Nota da Redação – A reportagem tentou ouvir o secretário de Planejamento e Finanças Henrique Fittipaldi, para obter detalhes da relação tributária entre o cidadão e a municipalidade em casos como os causados pela forte chuva de 25 de setembro de 2014. A questão é sobre a possibilidade de uma compensação pelos estragos das chuvas aos contribuintes afetados por enchentes através de remissão de débito de IPTU. Fittipaldi não atendeu a reportagem, limitou-se a informar através de sua secretária que procurássemos a assessoria de imprensa da PMO, que enviou a nota publicada no final da reportagem.

O NovoNegocião apurou que situações semelhantes a do munícipe Luiz Carlos Seixas e várias famílias ourinhenses que tiveram suas casas alagadas, destruídas ou danificadas. Encontramos exemplos de outras cidades afetadas por enchentes, no tocante a isenção do IPTU. Vários municípios do estado, entre eles a própria capital, deram atenção a questão e minimizaram os danos e os prejuízos aos cidadãos com a remissão de débito do IPTU isentando os contribuintes que tiveram suas casas atingidas.

Para os moradores dessa região afetada ouvidos pelo jornal, essa é a conduta que se espera do Poder Público. Está prevista no Artigo 248 da Lei Orgânica de Ourinhos, que normatiza a concessão de isenção, anistia e remissão de créditos tributários, nos termos previstos no Código Tributário Municipal devendo observar as disposições do Artigo 14 da Lei Complementar n°. 101/2000. Mas para isso depende de autorização legislativa proposta pela Câmara de Vereadores ou de iniciativa da própria Prefeitura.  

Conforme os moradores tudo que se viu e ouviu a partir do “desastre natural” de setembro de 2014 demonstrou que a prefeitura não fez seu trabalho, foi negligente e omissa. As circunstâncias em que ocorreram as enchentes denotam a responsabilidade do poder público devido ao entupimento dos bueiros e ineficiência de sistema de galerias pluviais e escoamento de águas em determinados locais.

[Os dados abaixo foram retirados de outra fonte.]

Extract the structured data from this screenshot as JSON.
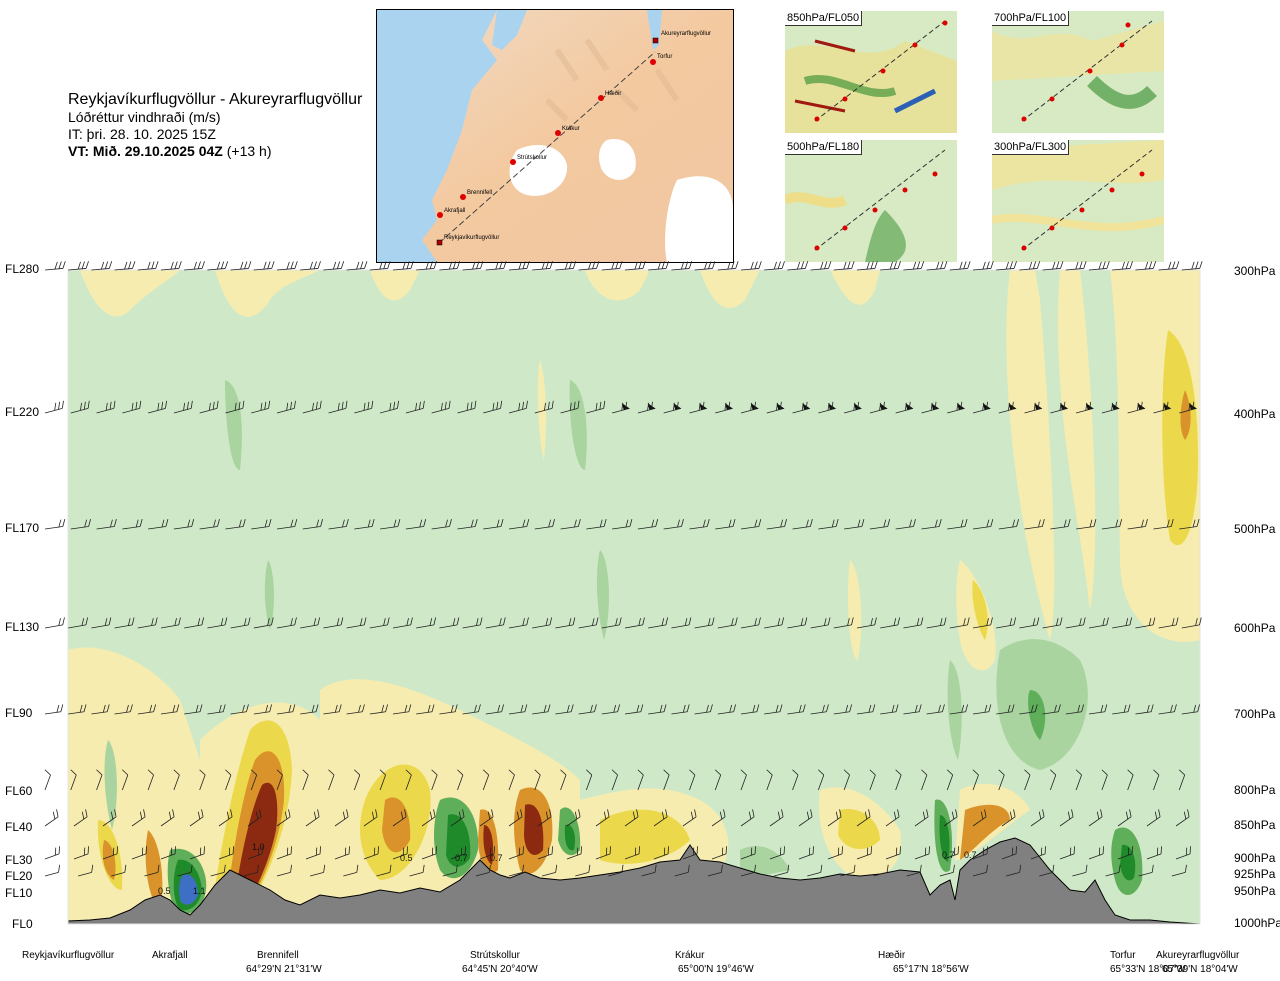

Tudo muito previsível conforme as reclamações e relatos anteriores desses moradores, que continuam no prejuízo e muito aflitos.

Aflição segundo eles, pelo muito pouco ou quase nada que se fez no âmbito de sanar os problemas de infra-estrutura que devam evitar novos desastres por conta de chuvas, temporais ou tempestades, tidos como ”fenômenos naturais” que acarretam “evento danoso”. Com a palavra os vereadores.